Et toujours leurs soyeux vêtemens resplendissent,
Et toujours sans compter Dieu leur donne au réveil
Ses perles de rosée et ses flots de soleil.
Heureux les lis des champs !…


L’homme se décourage

Et n’ose même plus regarder son ouvrage.
L’insecte, sur ses fils, immobile, inquiet,
Comme une sentinelle, épie et fait le guet.
— Jouant dans un rayon, bourdonnante, étourdie,
Dans la toile flexible et savamment ourdie,
Une mouche soudain s’enlace et se débat.
Alerte, l’araignée accourt, et le combat
S’engage ; la captive est brave et bien armée ;
L’araignée est ardente, implacable, affamée.
Sur l’aile frémissante et le corselet bleu
Elle lance des fils gluans, et peu à peu
Elle roule la mouche en un linceul de mailles
Et l’emporte broyée entre ses deux tenailles.
La nuit vient, dérobant victime et meurtrier.
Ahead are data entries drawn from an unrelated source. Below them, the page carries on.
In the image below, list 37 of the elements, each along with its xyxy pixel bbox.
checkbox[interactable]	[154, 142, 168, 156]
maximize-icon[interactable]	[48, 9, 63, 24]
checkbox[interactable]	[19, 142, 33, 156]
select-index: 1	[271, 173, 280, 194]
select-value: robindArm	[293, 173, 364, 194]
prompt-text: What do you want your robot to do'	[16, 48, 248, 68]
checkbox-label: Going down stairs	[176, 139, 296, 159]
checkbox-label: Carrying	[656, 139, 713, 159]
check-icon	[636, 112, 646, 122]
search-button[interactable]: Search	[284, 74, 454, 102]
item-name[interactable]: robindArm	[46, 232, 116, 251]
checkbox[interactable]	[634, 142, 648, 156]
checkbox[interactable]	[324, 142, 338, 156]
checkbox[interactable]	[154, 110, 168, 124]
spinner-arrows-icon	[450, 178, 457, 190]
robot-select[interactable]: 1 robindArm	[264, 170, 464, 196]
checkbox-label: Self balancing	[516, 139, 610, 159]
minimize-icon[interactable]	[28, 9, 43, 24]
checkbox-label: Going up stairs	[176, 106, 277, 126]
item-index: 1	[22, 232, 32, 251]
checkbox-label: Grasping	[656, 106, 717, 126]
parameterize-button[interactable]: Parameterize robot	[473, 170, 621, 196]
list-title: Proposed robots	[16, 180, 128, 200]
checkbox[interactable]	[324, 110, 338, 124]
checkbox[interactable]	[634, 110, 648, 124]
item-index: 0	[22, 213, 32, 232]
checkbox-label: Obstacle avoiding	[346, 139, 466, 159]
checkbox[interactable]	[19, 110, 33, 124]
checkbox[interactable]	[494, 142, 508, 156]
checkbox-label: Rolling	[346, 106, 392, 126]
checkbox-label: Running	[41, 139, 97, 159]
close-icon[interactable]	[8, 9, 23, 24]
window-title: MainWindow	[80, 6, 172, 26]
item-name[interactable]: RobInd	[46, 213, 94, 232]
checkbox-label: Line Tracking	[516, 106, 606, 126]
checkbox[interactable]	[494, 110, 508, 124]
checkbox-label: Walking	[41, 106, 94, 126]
Le tisserand pensif retourne à son métier.
Quoi ! partout la douleur à sa proie acharnée,
Et la vie à la mort à jamais enchaînée !
Il songe longuement à ce qu’il vient de voir.
Lui du moins ne doit pas au meurtre son pain noir ;
Sa rude pauvreté ne fait pas de victime.
Cette réflexion le relève et l’anime,
Son cœur est soulagé, son bras est raffermi,
Il jette sur sa tâche un doux regard d’ami.
Et maintenant, leviers, sous le pied qui vous guide,
Montez et descendez ! Toi, navette rapide,
Fais ton devoir. Les fils se croisent mille fois,
L’étoffe s’épaissit sur le rouleau de bois,
Et longtemps dans la nuit calme on entend encore
Du métier haletant le bruit sec et sonore.

II. — LA BRODEUSE.

La matinée est froide, octobre va finir.
La brodeuse là-haut travaille à sa croisée,
D’où l’on voit scintiller les toits blancs de rosée
Et les bois des coteaux à l’horizon jaunir.